Home of the Future tour. The wall has a display visible through the paint, thus, your wall is a display. They got mad at me for taking a picture. I figured it would be easier to get forgiveness than permission.
But I digress. The Sphere Surface was interesting, though not exactly a game-changer for the computing industry (yet).
It dawned on me after I left the Expo that I'd seen the car they used to get 360* shots of Seattle for the Sphere demo. Saw it driving to work one day.
Another interesting project was a student and professor demonstrating their use of an augmented reality system. They had rigged a Sony UMPC to automatically classify plants in the wilderness. The process may take weeks using conventional classification tools (i.e. take a sample back to the library). It was a readily understood use, but there are countless others. It's a subject I've given way too much thought to, and I'm convinced A.R. is a huge industry waiting to happen. Mark my words.

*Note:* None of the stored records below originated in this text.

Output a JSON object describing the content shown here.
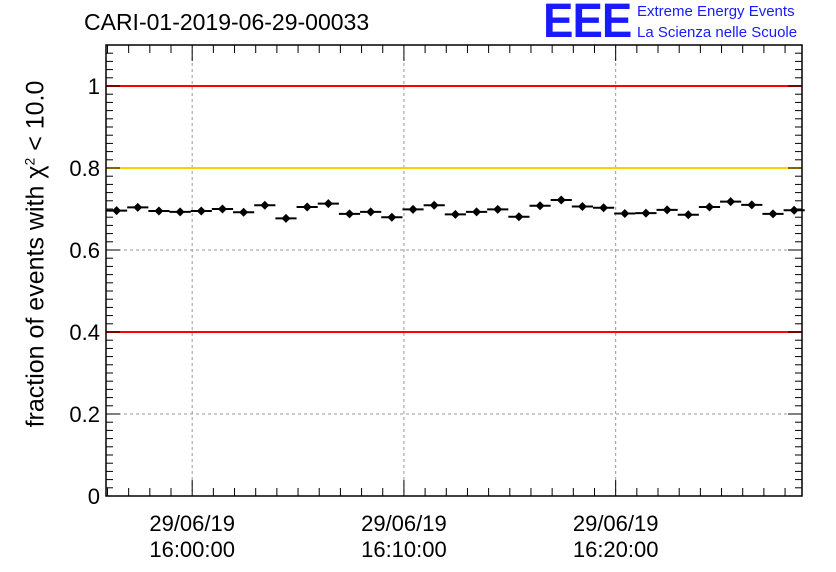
{
  "title": "CARI-01-2019-06-29-00033",
  "logo": {
    "mark": "EEE",
    "line1": "Extreme Energy Events",
    "line2": "La Scienza nelle Scuole",
    "color": "#1a1aff"
  },
  "chart_data": {
    "type": "scatter",
    "title": "CARI-01-2019-06-29-00033",
    "ylabel_prefix": "fraction of events with",
    "ylabel_symbol": "χ",
    "ylabel_exponent": "2",
    "ylabel_suffix": " < 10.0",
    "xlabel": "",
    "ylim": [
      0,
      1.1
    ],
    "xlim_minutes": [
      -4.07,
      28.8
    ],
    "y_ticks": [
      0,
      0.2,
      0.4,
      0.6,
      0.8,
      1
    ],
    "y_tick_labels": [
      "0",
      "0.2",
      "0.4",
      "0.6",
      "0.8",
      "1"
    ],
    "x_ticks": [
      {
        "minutes": 0,
        "date": "29/06/19",
        "time": "16:00:00"
      },
      {
        "minutes": 10,
        "date": "29/06/19",
        "time": "16:10:00"
      },
      {
        "minutes": 20,
        "date": "29/06/19",
        "time": "16:20:00"
      }
    ],
    "grid": true,
    "reference_lines": [
      {
        "y": 1.0,
        "color": "#ff0000"
      },
      {
        "y": 0.8,
        "color": "#ffcc00"
      },
      {
        "y": 0.4,
        "color": "#ff0000"
      }
    ],
    "bin_width_minutes": 1,
    "x_minutes": [
      -3.57,
      -2.57,
      -1.57,
      -0.57,
      0.43,
      1.43,
      2.43,
      3.43,
      4.43,
      5.43,
      6.43,
      7.43,
      8.43,
      9.43,
      10.43,
      11.43,
      12.43,
      13.43,
      14.43,
      15.43,
      16.43,
      17.43,
      18.43,
      19.43,
      20.43,
      21.43,
      22.43,
      23.43,
      24.43,
      25.43,
      26.43,
      27.43,
      28.43
    ],
    "y": [
      0.696,
      0.704,
      0.695,
      0.693,
      0.695,
      0.7,
      0.692,
      0.709,
      0.677,
      0.705,
      0.713,
      0.688,
      0.693,
      0.68,
      0.699,
      0.709,
      0.687,
      0.693,
      0.699,
      0.681,
      0.708,
      0.722,
      0.706,
      0.703,
      0.689,
      0.69,
      0.698,
      0.686,
      0.705,
      0.718,
      0.71,
      0.688,
      0.697
    ],
    "y_err": [
      0.006,
      0.006,
      0.006,
      0.006,
      0.006,
      0.006,
      0.006,
      0.006,
      0.006,
      0.006,
      0.006,
      0.006,
      0.006,
      0.006,
      0.006,
      0.006,
      0.006,
      0.006,
      0.006,
      0.006,
      0.006,
      0.006,
      0.006,
      0.006,
      0.006,
      0.006,
      0.006,
      0.006,
      0.006,
      0.006,
      0.006,
      0.006,
      0.006
    ],
    "marker_color": "#000000"
  }
}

They tried to show some of the other capabilities of the system, how it could visualize information and display it immediatly over your normal field of vision, integrated with the scene. A woman watching asked, "Well...what do you use it for?"
I was flabbergasted. I shouldn't be, I know I'm an early adopter where most people aren't. But that she couldn't see the potential of something like this caught me off guard. I wanted to say,
"What good are computing machines? The slide rule has always proved a trusty companion. Heck, long as I've got my abacus handy, that'll do just fine! Sign my anti-progress parchment, and I'll mimeograph some duplicates and we'll Pony Express these babies far and wide!"But I bit my tongue.
I chatted for a while with the researcher heading up the project. Through phrases like "In the early 90's when we started all this..." it was clear he'd been doing this for a long time. We were a couple A.R. evangelists lamenting the worlds' failure to accept the future. He said the only reason you don't see this technology everywhere is A) Nobody has set up a business plan for it, so B) Nobody invests in it. I told him I'd work on the business plan. He (understandably) laughed a little, but I wasn't kidding.
I searched around when I got back to my office and found that I'd been talking to Dr. Steven K. Feiner, who, so far as I can tell, is one of if not the leader in the field of augmented reality.
There were a number of other projects there, but my time is limited. Before I left, I got to see my friend Anthony present his project from a class at UW. His group did a great job, and won an award (best concept? I can't remember).
As an aside, I'm officially no longer satisfied with my phone's camera. It's past time to upgrade. Maybe I should start working on an A.R. headset to replace my phone, glasses, GPS, camera, and mobile web connection.